Deep case studies
BESAFE carries out 12 single case studies addressing different issues areas related to biodiversity protection. This set of deep case studies covers different member states and geographical regions as well as various governance scales, stakeholder groups and their interaction. Overall, the case studies comprehensively explore the argumentation processes in the biodiversity-related policy making and provide knowledge on the transferability of arguments between the major governance levels.
Comparative case studies
Apart from the twelve deep case studies, BESAFE partners will conduct two comparative studies. The main idea behind these studies is to be able to compare different EU Member States with respect to particular WP 3 and WP 4 research questions. Comparative study “EU Biodiversity Strategy 2020 – national implementation” thus addresses the main questions of WP 3, while the study “Perceptions of biodiversity, ecosystem services and values at the national level” is concerned with WP 4 inquiry.
An underwater tidal electricity turbine; Northern Ireland
SeaGen turbine with rotors withdrawn above sea level.
In 2004, Marine Current Turbines Ltd (MCT) identified the Narrows of Strangford Lough, Northern Ireland, UK as their preferred location for the deployment of SeaGen, the world’s first commercial scale open stream tidal turbine. Very strong tidal flow was a major factor in site choice, but environmental impacts were unknown. Particularly, there was (and still is) uncertainty of impact on the features of the Strangford Lough Special Protection Area (SPA) and Special Area of Conservation (SAC). An adaptive management approach to deployment of the turbine, with integrated mitigation and monitoring was proposed and accepted by the Department of Environment, Northern Ireland and the project went ahead. SeaGen was built and has been operated sporadically and environmentally monitored since 2008. N.Ireland has no specific legislation to deal with marine environmental issues. However, a new Marine Bill is expected to come into force in 2013, and Strangford Lough will be the first Marine Protection Zone to be designated under the Bill.

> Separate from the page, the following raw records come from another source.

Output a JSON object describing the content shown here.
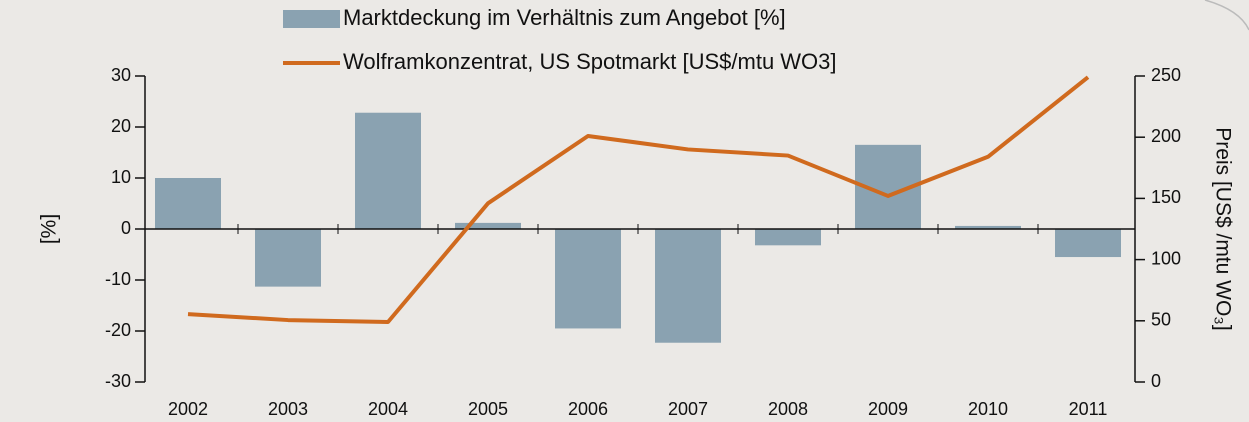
{
  "chart_data": {
    "type": "bar_line",
    "categories": [
      "2002",
      "2003",
      "2004",
      "2005",
      "2006",
      "2007",
      "2008",
      "2009",
      "2010",
      "2011"
    ],
    "series": [
      {
        "name": "Marktdeckung im Verhältnis zum Angebot [%]",
        "type": "bar",
        "color": "#8aa2b1",
        "axis": "y",
        "values": [
          10,
          -11.3,
          22.8,
          1.2,
          -19.5,
          -22.3,
          -3.2,
          16.5,
          0.6,
          -5.5
        ]
      },
      {
        "name": "Wolframkonzentrat, US Spotmarkt [US$/mtu WO3]",
        "type": "line",
        "color": "#d06a1e",
        "axis": "y2",
        "values": [
          55.5,
          50.6,
          49,
          146,
          201,
          190,
          185,
          152,
          184,
          249
        ]
      }
    ],
    "ylabel": "[%]",
    "y2label": "Preis [US$ /mtu WO₃]",
    "ylim": [
      -30,
      30
    ],
    "yticks": [
      -30,
      -20,
      -10,
      0,
      10,
      20,
      30
    ],
    "y2lim": [
      0,
      250
    ],
    "y2ticks": [
      0,
      50,
      100,
      150,
      200,
      250
    ]
  }
}
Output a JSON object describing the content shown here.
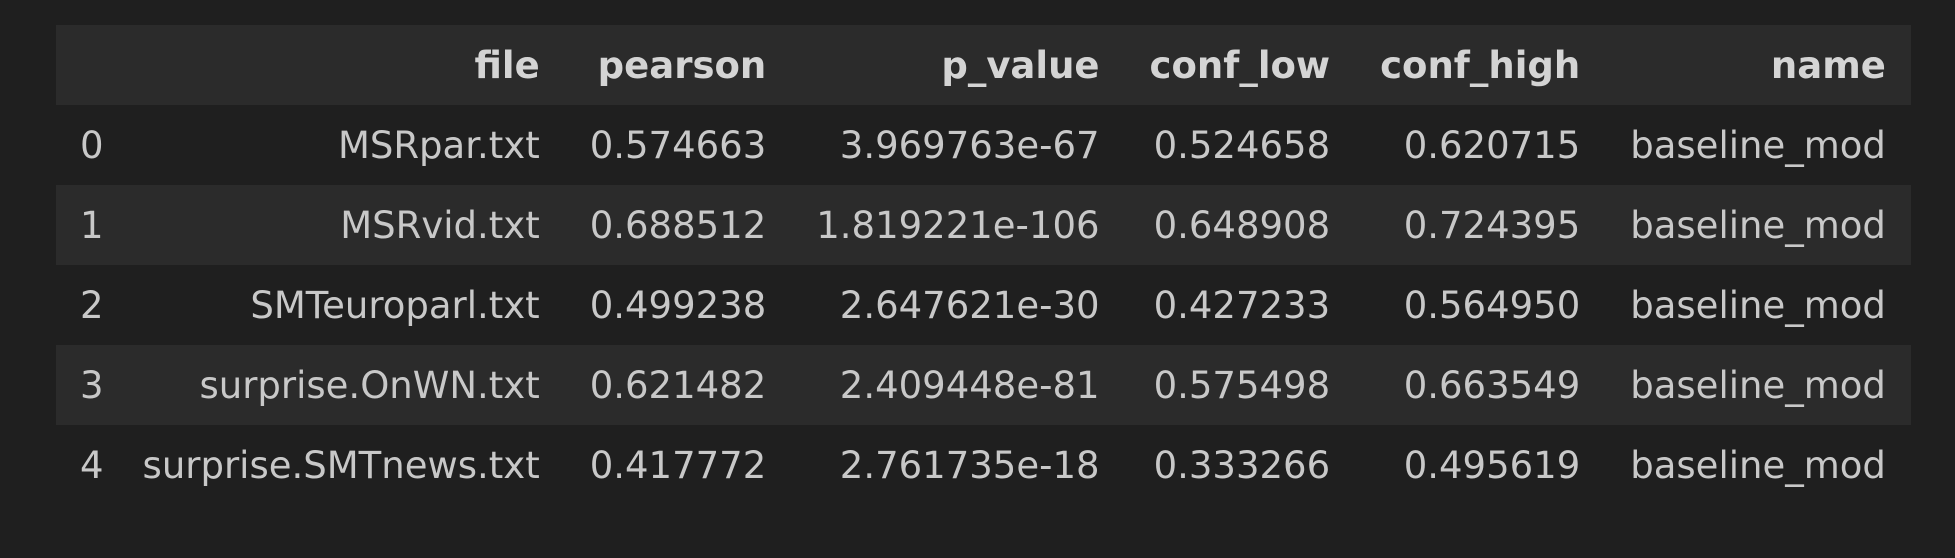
{
  "table": {
    "index_header": "",
    "columns": [
      "file",
      "pearson",
      "p_value",
      "conf_low",
      "conf_high",
      "name"
    ],
    "rows": [
      {
        "index": "0",
        "file": "MSRpar.txt",
        "pearson": "0.574663",
        "p_value": "3.969763e-67",
        "conf_low": "0.524658",
        "conf_high": "0.620715",
        "name": "baseline_mod"
      },
      {
        "index": "1",
        "file": "MSRvid.txt",
        "pearson": "0.688512",
        "p_value": "1.819221e-106",
        "conf_low": "0.648908",
        "conf_high": "0.724395",
        "name": "baseline_mod"
      },
      {
        "index": "2",
        "file": "SMTeuroparl.txt",
        "pearson": "0.499238",
        "p_value": "2.647621e-30",
        "conf_low": "0.427233",
        "conf_high": "0.564950",
        "name": "baseline_mod"
      },
      {
        "index": "3",
        "file": "surprise.OnWN.txt",
        "pearson": "0.621482",
        "p_value": "2.409448e-81",
        "conf_low": "0.575498",
        "conf_high": "0.663549",
        "name": "baseline_mod"
      },
      {
        "index": "4",
        "file": "surprise.SMTnews.txt",
        "pearson": "0.417772",
        "p_value": "2.761735e-18",
        "conf_low": "0.333266",
        "conf_high": "0.495619",
        "name": "baseline_mod"
      }
    ]
  },
  "colors": {
    "background": "#1f1f1f",
    "header_row": "#2b2b2b",
    "striped_row": "#2b2b2b",
    "text": "#c8c8c8"
  }
}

Brief description of the policy problem
A major gamble has been taken by all sides – go ahead with the turbine without any prediction of the environmental consequences. Apparent, but generally unexpressed conflicts of interest may arise between stakeholder groups - Protected Area designation against significant socio-economic benefits, but these may not be necessarily mutually exclusive. Similarly within local government – up to 6 Departments are involved in marine issues, with strong commitments to increase renewable energy output as well as to nature conservation. The future legal instrument for all such issues will be the NI Marine Bill when it is in place.
Strangford Lough, County Down, Northern Ireland, UK
Governance level(s) involved
Provincial Government (Northern Ireland Assembly) involving up to 6 different Government Departments with interests in marine issues; National (UK) government and EU requirements under the Marine Framework.
Stages in the policy cycle
This pilot project is presently at the “outcome” stage of the policy cycle, with ongoing monitoring and evaluation of success in a continuous, iterative process. For the planning and deployment of future, similar installations at other locations the process is at the initial problem-framing and goal-setting stage of the cycle.
Main stakeholders involved
Turbine fabrication, construction and maintenance companies, electrical energy distribution company (Power NI), Northern Ireland Government, Crown Estate (seabed owned by the Queen), nature conservation bodies including the Northern Ireland Marine Task Force coalition of conservation NGOs, marine research institutions, local boat owners and other recreational users.